One would be hard-pressed to utilize adjectival alarmism that could sufficiently describe the outright national crisis that is currently transpiring at our inundated southern border. According to U.S. Customs and Border Protection, over 144,000 aliens were apprehended between ports of entry or deemed admissible at points of entry in the month of May alone — thus representing a 32% month-over-month increase from the already-record-shattering April monthly tally. Looking solely at apprehensions between points of entry, May’s total of 132,887 was more than double the number of apprehensions from just February — the month when Trump declared the situation at the border so dire that he declared a national emergency to help allocate funding to construct a wall and begin the slow process of ameliorating the influx.
Uncharted. Unprecedented. Unsustainable. Bonkers. Full-on emergency. System-wide emergency. One can insert any phrase of choice, but no phrase can truly account for the magnitude of the current problem. Over 1% of the entire nation of Guatemala has entered — legally or (usually) illegally — the U.S. since September and, even more amazingly, one-third of the entire impoverished nation plans to immigrate to the U.S. at some point in the future! Along with unvetted bogus asylees coming from fellow “Northern Triangle” nations El Salvador and Honduras, the summation of this mass migrant influx is social transformation without republican representation that massively enriches Mexican transnational cartel syndicates and leads to exacerbated narcotic and crime epidemics in our nation’s interior.
Ideally, the Department of Homeland Security would begin by immediately acting to finish the job on its (inexplicably) aborted re-writing of the erroneous, sovereignty-infringing Flores consent decree that dominated so much of the immigration-related 2018 media cycle. But the reality is also that President Donald Trump has many unilateral, statutorily delegated, and/or constitutionally inherent powers at his disposal to quell, contain, and ultimately stop this influx. As Ryan Girdusky recently tweeted, 8 U.S.C. § 1182(f) tops the list:
If properly enforced, 8 U.S.C. § 1182(f) could single-handedly eliminate this Central American-originated, Mexican cartel-orchestrated, harrowingly physically dangerous assault on our nation’s collective sovereignty. Here is the relevant statutory text (emphasis added):
Whenever the President finds that the entry of any aliens or of any class of aliens into the United States would be detrimental to the interests of the United States, he may by proclamation, and for such period as he shall deem necessary, suspend the entry of all aliens or any class of aliens as immigrants or nonimmigrants, or impose on the entry of aliens any restrictions he may deem to be appropriate.

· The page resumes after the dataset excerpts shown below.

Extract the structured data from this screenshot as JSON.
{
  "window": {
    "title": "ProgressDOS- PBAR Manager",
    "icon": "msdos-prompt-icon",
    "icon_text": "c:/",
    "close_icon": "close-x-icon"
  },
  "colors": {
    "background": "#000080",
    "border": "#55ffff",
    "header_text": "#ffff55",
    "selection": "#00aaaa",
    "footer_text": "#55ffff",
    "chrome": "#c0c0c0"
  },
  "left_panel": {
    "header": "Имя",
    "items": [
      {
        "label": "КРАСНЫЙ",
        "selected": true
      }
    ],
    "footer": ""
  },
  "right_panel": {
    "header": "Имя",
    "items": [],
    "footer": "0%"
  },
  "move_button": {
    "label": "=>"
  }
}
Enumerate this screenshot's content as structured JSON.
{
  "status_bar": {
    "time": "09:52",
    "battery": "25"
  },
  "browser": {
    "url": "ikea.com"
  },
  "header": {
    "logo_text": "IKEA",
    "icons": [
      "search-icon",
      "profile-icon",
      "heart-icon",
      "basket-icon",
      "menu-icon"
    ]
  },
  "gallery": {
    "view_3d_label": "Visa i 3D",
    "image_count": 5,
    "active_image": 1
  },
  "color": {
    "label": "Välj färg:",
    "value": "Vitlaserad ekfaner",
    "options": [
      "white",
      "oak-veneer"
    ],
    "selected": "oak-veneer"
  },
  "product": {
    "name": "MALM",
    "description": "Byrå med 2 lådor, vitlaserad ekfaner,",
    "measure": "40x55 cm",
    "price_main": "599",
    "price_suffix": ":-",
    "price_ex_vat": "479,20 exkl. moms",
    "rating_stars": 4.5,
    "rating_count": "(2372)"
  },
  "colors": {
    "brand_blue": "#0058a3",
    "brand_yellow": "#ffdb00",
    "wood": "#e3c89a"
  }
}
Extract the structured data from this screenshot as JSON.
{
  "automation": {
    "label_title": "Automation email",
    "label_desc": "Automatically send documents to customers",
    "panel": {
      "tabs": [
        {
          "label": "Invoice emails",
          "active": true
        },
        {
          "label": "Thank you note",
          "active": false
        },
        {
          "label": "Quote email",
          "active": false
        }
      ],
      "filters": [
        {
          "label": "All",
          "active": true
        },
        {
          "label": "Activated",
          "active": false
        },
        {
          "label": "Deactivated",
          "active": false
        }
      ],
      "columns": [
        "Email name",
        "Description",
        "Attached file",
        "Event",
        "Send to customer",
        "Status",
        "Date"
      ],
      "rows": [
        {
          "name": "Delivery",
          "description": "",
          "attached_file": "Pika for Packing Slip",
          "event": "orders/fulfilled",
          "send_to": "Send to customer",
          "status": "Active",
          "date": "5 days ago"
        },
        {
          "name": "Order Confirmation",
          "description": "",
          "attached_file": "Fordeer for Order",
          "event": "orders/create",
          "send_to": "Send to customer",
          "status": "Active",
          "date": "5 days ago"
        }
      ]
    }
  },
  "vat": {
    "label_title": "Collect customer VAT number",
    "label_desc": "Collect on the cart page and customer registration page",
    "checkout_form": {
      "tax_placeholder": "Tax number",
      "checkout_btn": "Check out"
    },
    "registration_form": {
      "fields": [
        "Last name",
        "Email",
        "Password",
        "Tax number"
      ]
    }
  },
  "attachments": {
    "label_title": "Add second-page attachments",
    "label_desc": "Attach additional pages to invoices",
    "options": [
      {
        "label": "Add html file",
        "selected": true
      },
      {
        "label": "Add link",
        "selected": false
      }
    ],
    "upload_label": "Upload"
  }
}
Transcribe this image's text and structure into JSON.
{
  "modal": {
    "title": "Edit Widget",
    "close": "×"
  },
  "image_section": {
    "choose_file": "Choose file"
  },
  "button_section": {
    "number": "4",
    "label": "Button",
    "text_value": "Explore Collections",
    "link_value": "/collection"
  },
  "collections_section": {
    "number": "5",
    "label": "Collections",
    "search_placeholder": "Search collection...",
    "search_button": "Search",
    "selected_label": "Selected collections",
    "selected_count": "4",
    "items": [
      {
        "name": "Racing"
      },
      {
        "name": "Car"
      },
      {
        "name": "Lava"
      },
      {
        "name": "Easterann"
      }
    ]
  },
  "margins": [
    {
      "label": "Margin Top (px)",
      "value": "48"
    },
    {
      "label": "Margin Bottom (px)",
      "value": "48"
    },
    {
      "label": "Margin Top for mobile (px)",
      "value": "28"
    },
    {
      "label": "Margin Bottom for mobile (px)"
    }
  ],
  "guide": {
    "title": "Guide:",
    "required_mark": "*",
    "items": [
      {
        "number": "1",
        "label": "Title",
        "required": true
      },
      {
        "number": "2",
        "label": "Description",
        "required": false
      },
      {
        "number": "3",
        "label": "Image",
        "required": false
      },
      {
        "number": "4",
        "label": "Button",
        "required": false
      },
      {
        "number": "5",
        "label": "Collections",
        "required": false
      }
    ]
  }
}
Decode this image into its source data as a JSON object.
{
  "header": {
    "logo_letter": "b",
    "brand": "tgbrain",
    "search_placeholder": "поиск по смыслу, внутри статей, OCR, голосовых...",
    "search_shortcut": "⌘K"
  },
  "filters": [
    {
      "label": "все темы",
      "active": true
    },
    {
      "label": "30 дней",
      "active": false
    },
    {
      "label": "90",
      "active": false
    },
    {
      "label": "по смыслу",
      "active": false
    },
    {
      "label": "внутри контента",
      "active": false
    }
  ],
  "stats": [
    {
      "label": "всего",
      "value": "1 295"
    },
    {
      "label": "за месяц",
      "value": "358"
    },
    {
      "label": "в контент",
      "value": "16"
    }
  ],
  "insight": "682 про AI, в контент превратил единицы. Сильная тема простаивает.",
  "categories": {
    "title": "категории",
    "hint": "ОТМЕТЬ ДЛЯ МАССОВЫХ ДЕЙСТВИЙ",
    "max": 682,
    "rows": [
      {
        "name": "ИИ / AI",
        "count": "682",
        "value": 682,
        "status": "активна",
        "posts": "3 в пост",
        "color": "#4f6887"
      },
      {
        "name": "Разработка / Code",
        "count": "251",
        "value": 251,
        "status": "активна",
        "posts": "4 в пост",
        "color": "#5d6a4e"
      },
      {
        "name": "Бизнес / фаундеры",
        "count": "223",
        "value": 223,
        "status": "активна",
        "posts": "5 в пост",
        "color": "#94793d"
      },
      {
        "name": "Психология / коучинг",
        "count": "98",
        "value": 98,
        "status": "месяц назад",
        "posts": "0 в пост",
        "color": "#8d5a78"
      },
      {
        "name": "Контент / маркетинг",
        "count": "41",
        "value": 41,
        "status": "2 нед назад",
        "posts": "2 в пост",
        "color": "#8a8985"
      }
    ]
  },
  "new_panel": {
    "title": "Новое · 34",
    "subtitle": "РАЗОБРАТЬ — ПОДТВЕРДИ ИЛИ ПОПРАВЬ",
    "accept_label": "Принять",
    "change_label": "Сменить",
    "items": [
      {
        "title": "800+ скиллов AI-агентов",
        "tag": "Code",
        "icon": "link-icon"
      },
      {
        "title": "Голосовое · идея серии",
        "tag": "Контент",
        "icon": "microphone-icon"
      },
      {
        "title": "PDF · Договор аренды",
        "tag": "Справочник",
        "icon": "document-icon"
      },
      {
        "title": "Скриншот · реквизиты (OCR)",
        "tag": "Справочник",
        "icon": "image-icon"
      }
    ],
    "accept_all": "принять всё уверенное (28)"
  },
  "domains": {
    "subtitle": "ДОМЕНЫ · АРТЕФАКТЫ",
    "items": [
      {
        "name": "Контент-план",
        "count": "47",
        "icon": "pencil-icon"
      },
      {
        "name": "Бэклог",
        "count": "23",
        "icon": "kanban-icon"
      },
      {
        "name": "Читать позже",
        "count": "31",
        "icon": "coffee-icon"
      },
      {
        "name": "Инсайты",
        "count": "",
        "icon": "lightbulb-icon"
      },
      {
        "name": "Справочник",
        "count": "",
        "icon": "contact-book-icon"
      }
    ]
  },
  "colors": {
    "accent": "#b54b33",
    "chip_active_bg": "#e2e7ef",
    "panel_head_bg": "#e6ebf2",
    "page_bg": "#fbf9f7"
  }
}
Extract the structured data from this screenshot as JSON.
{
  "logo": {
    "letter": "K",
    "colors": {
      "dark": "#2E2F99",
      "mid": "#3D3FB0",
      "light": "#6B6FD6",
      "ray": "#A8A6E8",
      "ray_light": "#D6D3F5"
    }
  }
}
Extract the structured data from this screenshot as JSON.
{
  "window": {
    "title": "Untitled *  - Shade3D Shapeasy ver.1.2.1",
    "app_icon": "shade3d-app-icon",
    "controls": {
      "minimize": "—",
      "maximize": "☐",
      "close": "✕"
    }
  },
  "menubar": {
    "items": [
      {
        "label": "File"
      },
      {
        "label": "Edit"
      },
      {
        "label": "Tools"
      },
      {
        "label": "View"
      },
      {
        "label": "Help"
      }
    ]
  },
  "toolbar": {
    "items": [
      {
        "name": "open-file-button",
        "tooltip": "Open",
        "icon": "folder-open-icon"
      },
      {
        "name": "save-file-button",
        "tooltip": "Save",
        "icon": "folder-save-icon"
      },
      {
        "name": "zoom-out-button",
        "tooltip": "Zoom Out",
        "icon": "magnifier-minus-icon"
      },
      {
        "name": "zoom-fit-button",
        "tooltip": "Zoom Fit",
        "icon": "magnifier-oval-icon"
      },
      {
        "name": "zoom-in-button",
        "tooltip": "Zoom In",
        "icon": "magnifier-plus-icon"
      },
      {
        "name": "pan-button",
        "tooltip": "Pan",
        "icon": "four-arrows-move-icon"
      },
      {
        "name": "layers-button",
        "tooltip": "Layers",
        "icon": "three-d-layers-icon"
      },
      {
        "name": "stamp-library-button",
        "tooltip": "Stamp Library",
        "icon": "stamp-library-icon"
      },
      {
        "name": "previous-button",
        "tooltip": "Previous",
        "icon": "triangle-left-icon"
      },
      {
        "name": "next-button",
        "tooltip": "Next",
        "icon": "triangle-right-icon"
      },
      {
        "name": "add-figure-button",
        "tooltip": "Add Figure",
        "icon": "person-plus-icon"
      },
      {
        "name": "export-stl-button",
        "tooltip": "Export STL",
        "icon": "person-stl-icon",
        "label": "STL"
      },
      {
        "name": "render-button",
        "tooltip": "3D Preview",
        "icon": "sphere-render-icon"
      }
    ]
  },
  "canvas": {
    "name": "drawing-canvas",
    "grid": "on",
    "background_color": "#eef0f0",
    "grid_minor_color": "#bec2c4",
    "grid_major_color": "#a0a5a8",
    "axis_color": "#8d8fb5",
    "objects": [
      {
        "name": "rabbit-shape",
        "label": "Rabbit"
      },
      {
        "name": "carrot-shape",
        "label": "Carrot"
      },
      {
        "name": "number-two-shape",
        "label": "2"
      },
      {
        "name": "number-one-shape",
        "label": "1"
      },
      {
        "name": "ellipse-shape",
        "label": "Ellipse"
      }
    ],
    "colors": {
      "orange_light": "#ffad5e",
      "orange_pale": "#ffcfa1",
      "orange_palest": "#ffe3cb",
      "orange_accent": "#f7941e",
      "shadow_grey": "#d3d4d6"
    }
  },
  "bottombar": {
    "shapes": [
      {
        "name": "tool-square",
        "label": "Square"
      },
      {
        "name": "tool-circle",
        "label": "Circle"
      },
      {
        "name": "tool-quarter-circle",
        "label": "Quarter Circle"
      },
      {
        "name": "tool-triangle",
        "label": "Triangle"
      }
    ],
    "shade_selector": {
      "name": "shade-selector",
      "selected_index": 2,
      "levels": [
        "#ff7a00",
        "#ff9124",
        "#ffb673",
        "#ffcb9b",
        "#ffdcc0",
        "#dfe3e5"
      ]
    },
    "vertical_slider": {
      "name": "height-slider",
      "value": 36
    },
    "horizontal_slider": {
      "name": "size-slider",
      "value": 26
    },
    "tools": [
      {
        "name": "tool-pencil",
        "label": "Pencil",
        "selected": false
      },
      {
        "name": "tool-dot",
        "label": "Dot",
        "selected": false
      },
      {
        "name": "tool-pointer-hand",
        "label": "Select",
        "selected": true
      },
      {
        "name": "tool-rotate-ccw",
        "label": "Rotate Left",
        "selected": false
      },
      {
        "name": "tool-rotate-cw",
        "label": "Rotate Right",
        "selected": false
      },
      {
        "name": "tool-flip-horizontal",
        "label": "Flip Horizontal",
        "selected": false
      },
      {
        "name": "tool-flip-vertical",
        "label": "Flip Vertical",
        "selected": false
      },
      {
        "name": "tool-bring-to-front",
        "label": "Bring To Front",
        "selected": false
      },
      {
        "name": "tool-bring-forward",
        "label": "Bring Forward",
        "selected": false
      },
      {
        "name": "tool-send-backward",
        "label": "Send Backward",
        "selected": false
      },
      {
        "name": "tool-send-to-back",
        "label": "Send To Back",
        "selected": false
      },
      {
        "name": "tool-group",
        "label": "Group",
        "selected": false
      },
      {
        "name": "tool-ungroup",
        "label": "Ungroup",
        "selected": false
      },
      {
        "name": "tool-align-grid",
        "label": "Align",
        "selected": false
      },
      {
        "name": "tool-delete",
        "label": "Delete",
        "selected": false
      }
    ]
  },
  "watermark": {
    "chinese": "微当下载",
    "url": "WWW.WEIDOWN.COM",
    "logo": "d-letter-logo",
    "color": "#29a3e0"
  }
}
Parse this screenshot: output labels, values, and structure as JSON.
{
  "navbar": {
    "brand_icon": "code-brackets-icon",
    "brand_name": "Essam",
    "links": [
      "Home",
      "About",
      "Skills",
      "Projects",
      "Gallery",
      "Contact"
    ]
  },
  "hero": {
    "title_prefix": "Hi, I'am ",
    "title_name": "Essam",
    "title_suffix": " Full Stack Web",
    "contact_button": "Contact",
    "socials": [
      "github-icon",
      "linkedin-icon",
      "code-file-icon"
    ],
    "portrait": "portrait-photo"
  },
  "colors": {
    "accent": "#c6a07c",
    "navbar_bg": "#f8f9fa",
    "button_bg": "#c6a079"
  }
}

It does not take a lawyer to read 8 U.S.C. § 1182(f) and conclude that it is a wildly deferential statutory enactment. Indeed, pursuant to the text, the president can “suspend the entry of … any class of aliens” by mere “proclamation” if he deems the entry of those aliens to be “detrimental to the interests of the United States” (itself a non-justiciable legal standard that is necessarily solely within the ambit and discretionary judgment of the president). Congress could not have possibly made its deference to the president more emphatic. Indeed, in the “travel ban” U.S. Supreme Court case last term of Trump v. Hawaii, Chief Justice John Roberts said that § 1182(f) “exudes deference to the President in every clause.” Justice Clarence Thomas, furthermore, noted in a Hawaii concurrence that “Section 1182(f) does not set forth any judicially enforceable limits that constrain the President. … Nor could it, since the President has inherent authority to exclude aliens from the country.”
That inherent constitutional power on the part of the president referenced by Justice Thomas, furthermore, has long had a firm and indelible place throughout Supreme Court case law. In 1892’s Nishimura Ekiu v. United States, Justice Horace Gray summarized well the plenary power doctrine of the political branches over immigration policy when he opined: “It is not within the province of the judiciary to order that foreigners who have never been naturalized, nor acquired any domicile or residence within the United States, nor even been admitted into the country pursuant to law, shall be permitted to enter, in opposition to the constitutional and lawful measures of the legislative and executive branches of the national government” (emphasis added). Furthermore, in 1950’s Knauff v. Shaughnessy, Justice Sherman Minton observed: “The exclusion of aliens is a fundamental act of sovereignty. The right to do so stems not alone from legislative power but is inherent in the executive power to control the foreign affairs of the nation” (emphasis added). Justice Antonin Scalia echoed this sentiment in his epic dissent in 2012’s Arizona v. United States, wherein he properly described “the power to exclude from the sovereign’s territory people who have no right to be there” as “the defining characteristic of sovereignty.”
Mr. President, you have abundant power to stop this migrant influx on your own. All it takes is the proper unilateral invocation of 8 U.S.C. § 1182(f) and the issuance of a far-reaching proclamation pursuant thereto. You should not waste a minute’s more time.